After completing his Master’s degree and Proficiency in the Arts at Marmara University Fine Arts Institute, Bayraktar has been teaching courses on digital images, art theory, photography, and print-making techniques at various institutions, writes about art, and makes presentations for various platforms. Kerem Ozan Bayraktar is represented by SANATORIUM.
Semâ Bekirović
Semâ Bekirović (1977, Amsterdam, NL) is an artist and curator. Both in her art and in her curatorial practice she deals with questions regarding the relationship between humans and nature. Her work questions perceived hierarchies by revealing the dynamic interplay of powers and actors that underlies everything. In order to probe this performative reality, she often collaborates with scientists. She has made works using reactive chemicals and meteorites, and has collaborated with animals and natural forces. In her recent work Bekirovic focuses on how (art) objects change and resonate through different times. In these works, her approach is both object oriented and personal. (Marcus Bruystens)

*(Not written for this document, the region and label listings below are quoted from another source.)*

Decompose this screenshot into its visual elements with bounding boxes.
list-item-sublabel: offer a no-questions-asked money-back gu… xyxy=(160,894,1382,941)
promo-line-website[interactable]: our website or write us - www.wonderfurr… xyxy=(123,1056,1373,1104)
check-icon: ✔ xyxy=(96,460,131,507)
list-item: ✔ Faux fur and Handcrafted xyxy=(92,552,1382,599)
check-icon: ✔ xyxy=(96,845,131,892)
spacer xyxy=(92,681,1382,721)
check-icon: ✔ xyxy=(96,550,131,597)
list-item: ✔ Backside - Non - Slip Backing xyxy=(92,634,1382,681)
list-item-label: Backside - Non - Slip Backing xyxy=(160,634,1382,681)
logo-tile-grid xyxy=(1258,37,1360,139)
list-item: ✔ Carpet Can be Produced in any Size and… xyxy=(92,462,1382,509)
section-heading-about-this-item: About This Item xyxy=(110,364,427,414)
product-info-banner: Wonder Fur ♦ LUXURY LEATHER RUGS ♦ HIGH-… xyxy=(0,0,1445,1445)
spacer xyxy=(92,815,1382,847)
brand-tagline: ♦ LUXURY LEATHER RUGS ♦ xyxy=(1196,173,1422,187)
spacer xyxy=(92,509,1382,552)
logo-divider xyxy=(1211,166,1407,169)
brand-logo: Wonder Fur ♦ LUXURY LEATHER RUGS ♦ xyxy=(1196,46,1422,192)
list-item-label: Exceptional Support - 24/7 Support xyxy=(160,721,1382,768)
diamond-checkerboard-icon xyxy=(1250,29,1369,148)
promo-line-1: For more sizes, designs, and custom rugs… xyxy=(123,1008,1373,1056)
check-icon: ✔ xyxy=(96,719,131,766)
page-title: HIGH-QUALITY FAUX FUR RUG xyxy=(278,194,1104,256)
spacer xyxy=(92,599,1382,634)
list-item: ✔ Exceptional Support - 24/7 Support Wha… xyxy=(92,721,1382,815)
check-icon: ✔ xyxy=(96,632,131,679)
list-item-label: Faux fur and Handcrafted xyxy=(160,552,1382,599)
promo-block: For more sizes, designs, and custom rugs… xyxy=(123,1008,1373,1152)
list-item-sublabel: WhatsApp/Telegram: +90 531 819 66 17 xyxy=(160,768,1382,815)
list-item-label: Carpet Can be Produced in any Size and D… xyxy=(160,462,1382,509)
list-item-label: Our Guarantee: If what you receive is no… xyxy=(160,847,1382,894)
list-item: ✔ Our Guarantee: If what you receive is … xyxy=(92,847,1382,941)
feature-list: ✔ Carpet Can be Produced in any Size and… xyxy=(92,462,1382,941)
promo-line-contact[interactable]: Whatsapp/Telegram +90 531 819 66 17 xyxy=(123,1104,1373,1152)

Bekirović studied at the Rijksakademie and at the Rietveld Academie in Amsterdam. Selected exhibitions include: Dialogfelder, Chemnitz DE (2020) Garage Rotterdam, NL (2020), Gemeente Museum Den Haag, NL (2019) Marres, Maastricht, NL (2017), Stedelijk Museum Amsterdam NL (2016), Stigter van Doesburg, Amsterdam NL, (2015), Centquatre-Paris, FR (2015); Chong Quing AIR, Chong Quing, CN (2014), Jan Cunen Museum, Oss, NL (2013); Hayward Gallery Project Space, London, UK (2010). And curated projects such as, Reading by Osmosis, Zone2Source, Amsterdam (2020), Wildlife performance cafe, Goleb, Amsterdam, (2018). BYOB residency, Peyremorte, FR (2018) The Best Of Bees, Duplex Geneva (2017), Superposition, Momart, Amsterdam (2014).
Gülşah Mursaloğlu
Gülşah Mursaloğlu completed her BA in Sociology at Boğaziçi University and received her MFA degree from the School of the Art Institute of Chicago. In her works, she explores materiality, matter’s agency, and human and non-human temporalities. Her installations, which emerge after an in-depth and extensive research process, don’t remain stable in form, and rather manifest themselves as dynamic and fluid systems through their ephemeral nature. Her recent projects investigate the shift in potato’s temporalities in the last centuries, terrestrial sequences and the ways in which voluntarily and involuntarily eat/devour/consume the earth and actors from the underground.
About the curator:
Ulya Soley
Ulya Soley works at Pera Museum. She completed her MA in Culture, Criticism and Curation at Central Saint Martins, and her BA in Art History and Psychology at McGill University. Her recent curatorial projects include “A Question of Taste” at Pera Museum and "How shall we dress for the occasion?" at 601 Artspace in New York. Her writing appeared in publications such as Art agenda, Manifold, callingmag, Argonotlar, The Believer Logger, Art unlimited, K24 and borderless.